Jennifer B. Davis
Here is my theory: "Everything (every product or service sold) is a commodity."

How can I make such a bold statement? Isn't there a difference between bulk feed corn and a high-precision German sportscar?

Here is my rationale:

- Most goods and services are bought with cash (or the promise of cash, but that is a different post). Even those bought through barter arrangements often use the cash value as a medium for setting fair exchange rates.

- That cash could be used to buy any other good or service. Something marketers know as indirect or alternative competition. This is even more pronounced today than ever before because every local purchase is now competiting for resources with every purchase that can be made online.

- Cash is a commodity. It is ubiquitous. It has primary and secondary markets built around it. You can track its value (in terms of buying power) in a whole host of syndicated reports. The business of moving cash has hundreds of competitors.

- Because you buy with cash and cash is a commodity, then every good that you purchase ultimately competes against any other good and thus is a commodity.
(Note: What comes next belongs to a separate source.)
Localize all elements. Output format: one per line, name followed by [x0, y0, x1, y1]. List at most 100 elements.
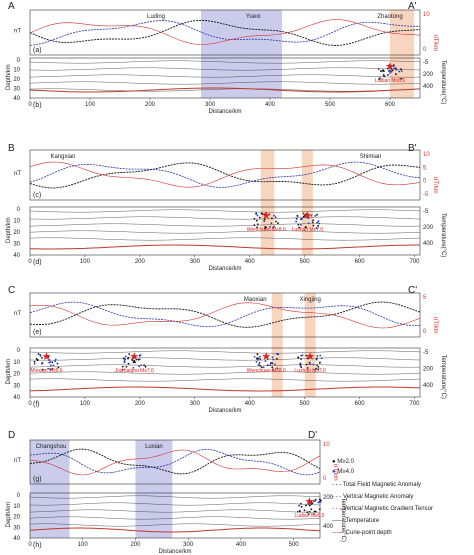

So, the role of corporate strategy (and of course marketing and advertising, as Hugh Macleod's cartoon posted here so aptly describes) is to fight the gravity of commodification with its opposite...differentiation.

But rather than starting from a baseline of differentiation (and fighting the slippery slope downmarket), why not embrace the slippery slope? And challenge your organization to think about what makes a commodity successful? A simple selling proposition. Clean channels of distribution. A high-quality product that doesn't require a lot of post-sales support. A lean organization focused on taking cost out of the system.
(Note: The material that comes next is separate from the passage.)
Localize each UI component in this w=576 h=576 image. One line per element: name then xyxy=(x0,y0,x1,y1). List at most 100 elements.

Then from there, the business can decide how it wants to differentiate. Generally, this is accomplishing by competiting on more than a single commodity category. IKEA doesn't only distribute Swedish fiberboard, but also markets high-style Scandanavian design. Ferrari sells the ability to get from point A to point B, and style, and the ability to beat someone off the line.

2 Responses
  1. Anonymous Says:

    1. Have you studied the history of capitalism? "The market" has encompassed one area of life after another, with complaints the whole way. So your bold statement is the endpoint of that process.

    2. Commodities are fungible - once you have learned about one pork belly, you know about them all.

    3. It is said that couples have conflicts about money more than about anything else. Well -- if everything is connected to money, then a conflict about anything is also a conflict about money. Likewise, an emotional block or problem about anything is also, etc.


  2. As a wiseman wrote so many centuries ago, the "Love of money is the root of all evil." Thanks for your insightful comments, Rod.